I’m a big fan of mobile marketing. Loved using it as an added component of reaching a radio audience. I hate hearing about this Papa John’s lawsuit regarding mobile marketing. Inevitably, those who want to be negative on this marketing method will say it’s a sign of things to come. Get the dish (pun intended) on that lawsuit here. Now, let me explain why I like mobile marketing.
Mobile marketing is an awesome tool when used effectively. There are no shortage of articles saying radio and traditional media outlets have less impact on 18-34 year olds. But, research also shows that age group is receptive to mobile messages. Plus, mobile marketing gives advertisers many options. First, it was just SMS messaging. Now, it’s advancing beyond that, yet simple SMS can still be effective.
Guidelines for effective SMS marketing:
1 – Make sure it’s easy both to opt-in for mobile messaging, and perhaps more importantly, opt-out. Invariably, some folks will sign themselves up unintentionally. They will hold a grudge if you don’t help them unsubscribe quickly.
2 – The message source (you) needs to be identified in the message. You don’t want to be confused or looked up on as being text spam. I think this sender identification will be a key point moving forward.
3 – You must offer an incentive and a call to action. Simply texting a mission statement isn’t going to please recipients. Remember, these folks opted to receive a relevant message from you, not receive just another ad message.
4 – Consider it vital to communicate an expectation of message frequency. Some people may be ok receiving 5 messages each week, while some people don’t want more than 1 message every couple weeks. Do it on your website, point of sign-up, on-air (if you’re in media). You could even include that info in an introductory message once folks sign up to your mobile club.
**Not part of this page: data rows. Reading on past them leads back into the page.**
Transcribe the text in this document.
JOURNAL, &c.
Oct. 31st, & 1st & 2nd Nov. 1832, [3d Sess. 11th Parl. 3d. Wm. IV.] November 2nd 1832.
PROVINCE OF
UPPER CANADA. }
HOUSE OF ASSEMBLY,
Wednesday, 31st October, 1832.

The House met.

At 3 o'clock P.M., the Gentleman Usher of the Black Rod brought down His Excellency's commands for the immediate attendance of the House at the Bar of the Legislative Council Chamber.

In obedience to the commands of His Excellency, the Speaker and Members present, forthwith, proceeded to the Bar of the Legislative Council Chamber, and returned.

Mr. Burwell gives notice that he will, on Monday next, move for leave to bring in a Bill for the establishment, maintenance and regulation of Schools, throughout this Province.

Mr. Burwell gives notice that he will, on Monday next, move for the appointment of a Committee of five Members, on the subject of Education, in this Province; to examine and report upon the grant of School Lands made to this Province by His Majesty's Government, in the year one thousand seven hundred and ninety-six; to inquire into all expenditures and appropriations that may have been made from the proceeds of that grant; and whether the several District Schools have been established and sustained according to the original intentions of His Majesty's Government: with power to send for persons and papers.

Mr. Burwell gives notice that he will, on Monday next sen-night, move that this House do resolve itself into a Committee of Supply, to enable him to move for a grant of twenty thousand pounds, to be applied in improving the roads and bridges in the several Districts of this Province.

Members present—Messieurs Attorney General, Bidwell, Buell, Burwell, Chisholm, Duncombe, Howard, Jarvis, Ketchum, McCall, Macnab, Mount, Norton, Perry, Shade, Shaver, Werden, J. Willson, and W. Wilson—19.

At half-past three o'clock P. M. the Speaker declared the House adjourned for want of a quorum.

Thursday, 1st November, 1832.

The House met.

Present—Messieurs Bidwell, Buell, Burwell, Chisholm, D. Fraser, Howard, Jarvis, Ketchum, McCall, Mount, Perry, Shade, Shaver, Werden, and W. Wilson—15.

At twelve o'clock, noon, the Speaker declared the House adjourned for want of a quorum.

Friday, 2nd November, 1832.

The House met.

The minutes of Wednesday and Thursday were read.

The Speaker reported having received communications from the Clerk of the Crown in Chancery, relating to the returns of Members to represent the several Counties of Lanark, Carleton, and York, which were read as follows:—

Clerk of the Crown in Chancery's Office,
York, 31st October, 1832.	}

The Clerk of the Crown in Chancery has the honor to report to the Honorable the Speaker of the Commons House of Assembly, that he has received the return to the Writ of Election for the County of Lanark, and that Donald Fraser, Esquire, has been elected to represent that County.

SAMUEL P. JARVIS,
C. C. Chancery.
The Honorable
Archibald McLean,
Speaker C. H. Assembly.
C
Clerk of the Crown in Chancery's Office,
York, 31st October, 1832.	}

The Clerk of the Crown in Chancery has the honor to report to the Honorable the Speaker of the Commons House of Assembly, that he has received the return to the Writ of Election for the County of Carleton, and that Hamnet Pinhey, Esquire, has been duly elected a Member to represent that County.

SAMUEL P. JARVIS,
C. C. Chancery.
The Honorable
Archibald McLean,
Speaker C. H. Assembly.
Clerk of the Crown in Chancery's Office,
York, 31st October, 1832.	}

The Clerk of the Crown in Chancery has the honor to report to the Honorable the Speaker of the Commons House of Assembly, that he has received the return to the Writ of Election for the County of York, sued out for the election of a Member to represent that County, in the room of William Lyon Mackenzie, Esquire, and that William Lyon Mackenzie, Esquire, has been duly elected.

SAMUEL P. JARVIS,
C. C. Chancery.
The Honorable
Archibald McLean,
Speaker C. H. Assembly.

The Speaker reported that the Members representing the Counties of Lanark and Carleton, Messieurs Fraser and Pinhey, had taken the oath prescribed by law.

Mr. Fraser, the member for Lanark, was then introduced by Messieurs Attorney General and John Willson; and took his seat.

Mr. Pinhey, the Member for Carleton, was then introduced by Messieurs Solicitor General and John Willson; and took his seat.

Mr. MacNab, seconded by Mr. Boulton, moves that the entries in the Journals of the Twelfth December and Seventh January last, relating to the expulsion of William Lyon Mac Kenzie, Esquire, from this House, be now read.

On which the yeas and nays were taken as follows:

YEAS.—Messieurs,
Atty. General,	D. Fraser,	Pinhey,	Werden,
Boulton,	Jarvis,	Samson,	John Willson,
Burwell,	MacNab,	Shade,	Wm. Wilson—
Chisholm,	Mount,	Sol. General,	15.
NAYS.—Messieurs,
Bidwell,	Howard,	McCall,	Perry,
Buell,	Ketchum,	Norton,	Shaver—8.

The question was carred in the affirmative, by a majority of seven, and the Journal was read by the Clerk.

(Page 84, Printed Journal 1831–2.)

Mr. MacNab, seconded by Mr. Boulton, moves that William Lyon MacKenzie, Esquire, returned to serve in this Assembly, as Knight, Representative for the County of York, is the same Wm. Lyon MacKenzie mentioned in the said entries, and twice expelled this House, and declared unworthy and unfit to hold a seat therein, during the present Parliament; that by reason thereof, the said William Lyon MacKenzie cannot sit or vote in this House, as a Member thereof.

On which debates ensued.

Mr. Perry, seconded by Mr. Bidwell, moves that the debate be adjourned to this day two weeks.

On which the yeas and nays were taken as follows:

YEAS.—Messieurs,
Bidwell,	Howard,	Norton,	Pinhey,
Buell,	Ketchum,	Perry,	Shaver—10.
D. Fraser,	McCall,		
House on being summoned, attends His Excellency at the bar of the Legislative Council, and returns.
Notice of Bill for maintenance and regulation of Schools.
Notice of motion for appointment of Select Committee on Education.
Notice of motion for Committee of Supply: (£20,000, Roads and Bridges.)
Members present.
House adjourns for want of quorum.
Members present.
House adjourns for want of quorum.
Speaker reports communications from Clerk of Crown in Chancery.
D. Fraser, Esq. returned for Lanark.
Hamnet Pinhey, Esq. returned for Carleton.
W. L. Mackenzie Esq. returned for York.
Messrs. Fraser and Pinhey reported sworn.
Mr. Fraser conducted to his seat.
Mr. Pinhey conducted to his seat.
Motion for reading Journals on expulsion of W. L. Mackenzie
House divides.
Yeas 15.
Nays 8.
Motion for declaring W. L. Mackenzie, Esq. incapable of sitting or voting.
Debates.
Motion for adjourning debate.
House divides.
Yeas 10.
5 – Like social media, trust is critical to successful mobile marketing. customers trust you’ll send them relevant messages in accordance to your stated policy (see step #4). Don’t violate that trust, ’nuff said!
Now, if you’re wondering “that’s great, but what about the Papa John’s connection?” Well, the company is being sued for $250 million (many lifetime supplies of pizza). The class-action suit alleges the company illegally sends messages at a ridiculous frequency to those who never opted-in. This suit comes nearly 3 years after Papa John’s reminded company and franchisee-owned stores to watch “illegally sending text messages” and ended a relationship with a third-party mobile marketing provider.
The development of ‘best practices’ will prevent lawsuits like the one mentioned above and lead to further growth of mobile marketing.